Codswallop

Word of the day

Also spelled cod’s wallop. But what does it mean? Folderol. Balderdash. Bunkum. Applesauce. Hogwash. Of the rich catalog of pseudo-sensical synonyms for “nonsense,” Codswallop is a top-drawer specimen.

Consider its codswallop of an etymology (or lack thereof). Some competing theories:

‘Cods’ is a euphemism for testicles (as in cod-piece), and ‘Wallop’, a euphemism for beer. It was a humorous term for ‘piss’, and by transference came to mean ‘rubbish’. 

Peter Brooke, Kinmuck, Scotland

Meh.

The expression comes from the fairly meaningless sound (oooph!) emitted by one struck (or ‘wallopped’) by a cod (a now abandoned instrument of medieval torture) following questions of the “when did you last see your father?” kind. 

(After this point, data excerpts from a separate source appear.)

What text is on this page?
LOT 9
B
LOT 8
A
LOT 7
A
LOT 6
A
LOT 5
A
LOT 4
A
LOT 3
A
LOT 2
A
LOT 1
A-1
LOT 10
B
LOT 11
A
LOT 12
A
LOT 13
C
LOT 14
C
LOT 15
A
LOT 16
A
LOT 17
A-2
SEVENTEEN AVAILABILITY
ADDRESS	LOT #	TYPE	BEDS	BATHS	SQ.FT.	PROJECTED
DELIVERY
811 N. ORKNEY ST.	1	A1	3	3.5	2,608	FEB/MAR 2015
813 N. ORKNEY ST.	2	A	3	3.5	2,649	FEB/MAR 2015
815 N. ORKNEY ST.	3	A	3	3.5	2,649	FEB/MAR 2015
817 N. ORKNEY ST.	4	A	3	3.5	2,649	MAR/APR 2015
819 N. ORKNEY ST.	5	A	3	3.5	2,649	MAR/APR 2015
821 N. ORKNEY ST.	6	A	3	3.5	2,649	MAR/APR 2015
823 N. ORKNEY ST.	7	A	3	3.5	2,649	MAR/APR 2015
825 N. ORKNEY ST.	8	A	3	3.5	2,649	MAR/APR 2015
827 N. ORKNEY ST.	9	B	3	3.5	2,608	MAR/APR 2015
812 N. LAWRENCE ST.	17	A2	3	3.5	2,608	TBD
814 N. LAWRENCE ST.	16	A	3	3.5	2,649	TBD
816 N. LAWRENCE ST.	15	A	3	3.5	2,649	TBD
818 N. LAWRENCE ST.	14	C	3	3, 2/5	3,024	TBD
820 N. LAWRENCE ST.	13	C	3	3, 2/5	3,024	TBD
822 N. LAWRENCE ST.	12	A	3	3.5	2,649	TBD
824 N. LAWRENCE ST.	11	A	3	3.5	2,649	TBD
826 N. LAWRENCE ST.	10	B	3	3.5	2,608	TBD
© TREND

 Pete Wigens, Stroud, Gloucestershire, UK

While the genus of questions proposed here is intriguing, this definition smells fishy.

As far as I am aware, in the 19th and early 20th centuries beer was known colloquially as ‘wallop’, because of its alcohol content. Then a Mr. Cod [sic] started to manufacture Cod’s ginger beer that contained no alcohol and was regarded with contempt by beer drinkers. After that anything lacking substance was referred to as Cod’s wallop. 

J. Owens, London, UK

This is the most popular theory, but it’s probably folklore. We know there was a soda maker named Hiram Codd and that ‘wallop’ was one time slang for beer. But if there was ever proof that these concepts are connected, it’s lost to us now.

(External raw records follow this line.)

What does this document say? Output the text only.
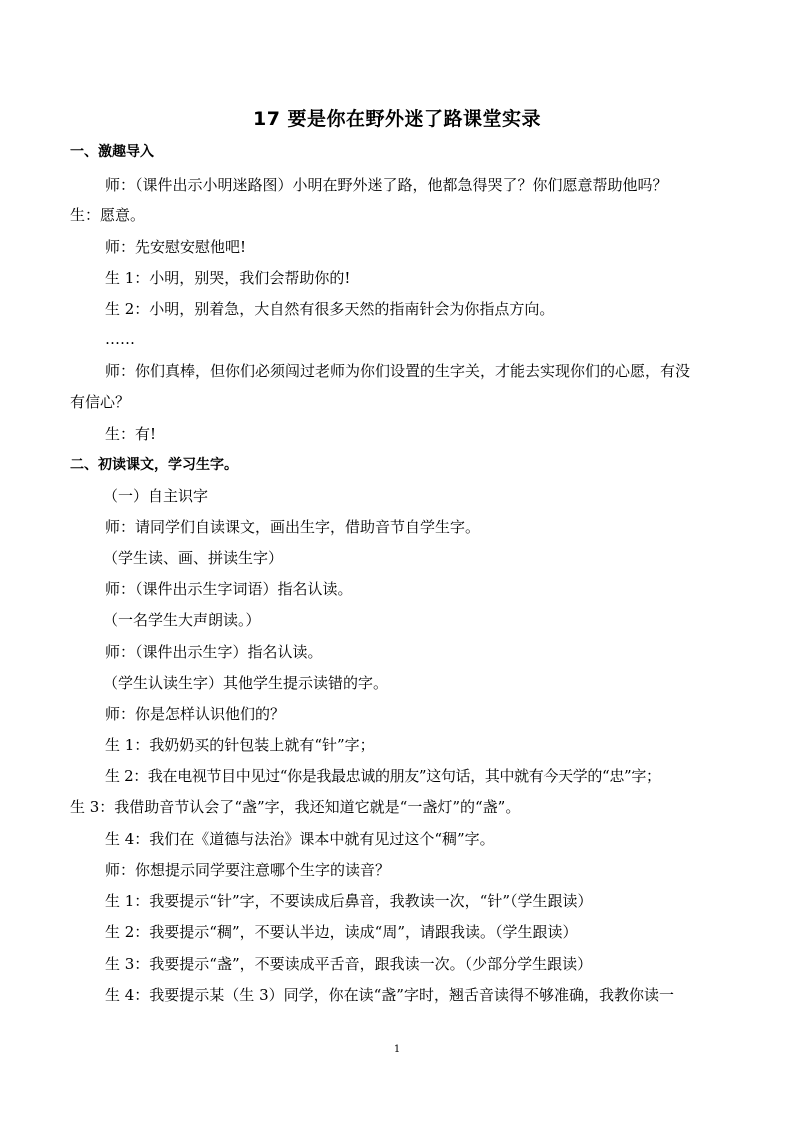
17 要是你在野外迷了路课堂实录
一、激趣导入
师：（课件出示小明迷路图）小明在野外迷了路，他都急得哭了？你们愿意帮助他吗？
生：愿意。
师：先安慰安慰他吧!
生 1：小明，别哭，我们会帮助你的!
生 2：小明，别着急，大自然有很多天然的指南针会为你指点方向。
……
师：你们真棒，但你们必须闯过老师为你们设置的生字关，才能去实现你们的心愿，有没
有信心？
生：有!
二、初读课文，学习生字。
（一）自主识字
师：请同学们自读课文，画出生字，借助音节自学生字。
（学生读、画、拼读生字）
师：（课件出示生字词语）指名认读。
（一名学生大声朗读。）
师：（课件出示生字）指名认读。
（学生认读生字）其他学生提示读错的字。
师：你是怎样认识他们的？
生 1：我奶奶买的针包装上就有“针”字；
生 2：我在电视节目中见过“你是我最忠诚的朋友”这句话，其中就有今天学的“忠”字；
生 3：我借助音节认会了“盏”字，我还知道它就是“一盏灯”的“盏”。
生 4：我们在《道德与法治》课本中就有见过这个“稠”字。
师：你想提示同学要注意哪个生字的读音？
生 1：我要提示“针”字，不要读成后鼻音，我教读一次，“针”（学生跟读）
生 2：我要提示“稠”，不要认半边，读成“周”，请跟我读。（学生跟读）
生 3：我要提示“盏”，不要读成平舌音，跟我读一次。（少部分学生跟读）
生 4：我要提示某（生 3）同学，你在读“盏”字时，翘舌音读得不够准确，我教你读一
1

For the kind of evidence you can see we turn to Phrases.org:

The phrase probably originated in post-WWII Britain. The earliest reference that I can find to it in print is as the title of a sketch by the Anglo-Australian artist Richard Larter, which he created in 1958, while still living in England.

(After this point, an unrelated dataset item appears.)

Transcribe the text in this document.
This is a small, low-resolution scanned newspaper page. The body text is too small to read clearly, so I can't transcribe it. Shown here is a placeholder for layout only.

Richard Larter, 1958Richard Larter, 1958

‘Load of Codswallop’ gained more currency the following year, in the script of a 1959 episode of the popular UK television series ‘Hancock’s Half Hour’. The writers Galton and Simpson don’t claim to have coined the phrase, which they say was in public circulation when the show was broadcast. 

Gary Martin

I’ve never seen Hancock’s Half Hour, but it sounds like a riot. In its script we find the first record of codswallop in print, but the writers abdicate responsibility for its creation. Could a word this insane really have chugged through the machinery of public consciousness, for decades, without anyone writing it down?

If not, then those radio play writers have played us hook, line, and sinker. Their made-up, funny-sounding concoction now thrives in the wild; swimming freely in a sea of flim-flam, rigmarole, and riddlemaree.